Aluminum is low maintenance, typically lasting from 40 – 50 years, but needs to be carefully considered because of its expensive cost compared with other options.


Copper is a fundamental element used in everything from phones, jewelry, and musical instruments, to pots and pans, doorknobs, and wiring. Because of these many demands, copper is the most expensive option among the roof types listed here–especially for large roofing projects. Copper, after being treated, provides all the benefits you’d need for your new roof construction.

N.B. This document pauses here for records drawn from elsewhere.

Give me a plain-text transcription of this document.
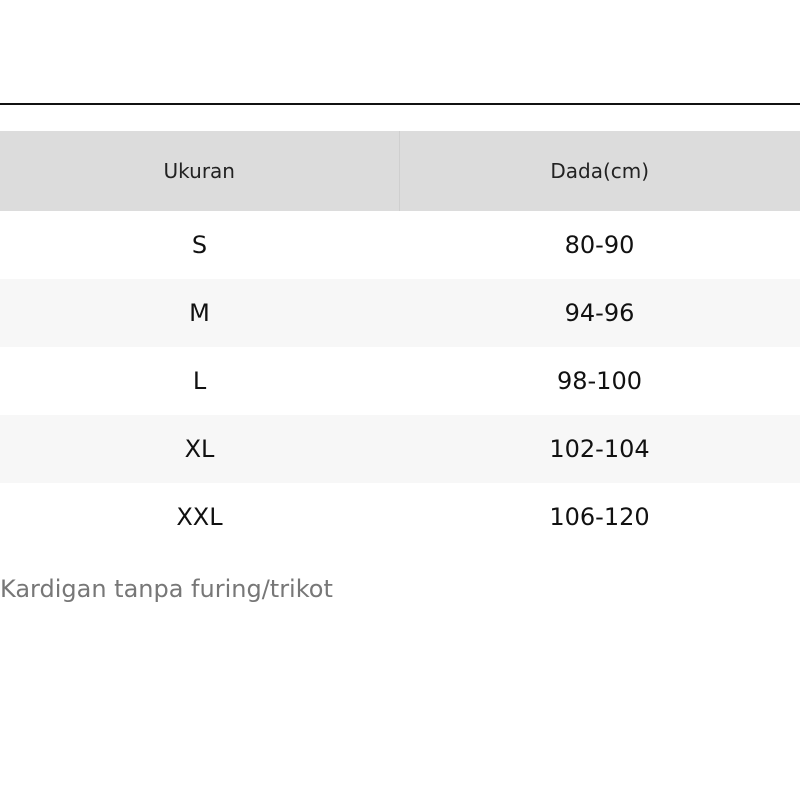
Ukuran	Dada(cm)
S	80-90
M	94-96
L	98-100
XL	102-104
XXL	106-120
Kardigan tanpa furing/trikot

Here are some properties of copper manufactured for roofing.

  • Naturally rust-resistant.
  • Fire-resistant.
  • Water-resistant.
  • Heat resistant.

Copper is an expensive, almost luxurious, roofing material option that lasts for up to 100 years.

One last thing to consider is the natural discoloration that happens over time with these roofs when exposed to the elements

Colorbond Steel

ColorBond is a brand of steel created by BlueScope that’s specifically manufactured for roofing, walling, guttering, and other home building tasks. As a result, you can expect it to be tailored to the unique challenges of protecting your home. ColorBond is designed for all of your Australian weather needs:

  • Highly durable.
  • Heat resistant.
  • Cold-resistant.
  • Waterproof.
  • Debris and dust resistance.

So, how long does a Colorbond roof last? 70 years and increasing with advancements in the technologies used to create the material.

If going for a metal option, know that ColorBond technology is constantly being updated to adjust to the ever-changing environmental conditions in Australia which makes it a low maintenance cost-to-quality option.

What Type of Roof is Best?

Now that we have an idea of what potential roof materials are out there,

What type of roof lasts the longest?

It has to be slate. Its 60-150 year shelf life due to its natural heat, fire, rain, and damage-resistant properties makes it the best low maintenance, long-lasting option.

Not to mention its natural beauty.Whichever you choose, understand that you can buy the best roof material out there, how it’s installed and maintained has a lot to do with reaching peak value for your investment.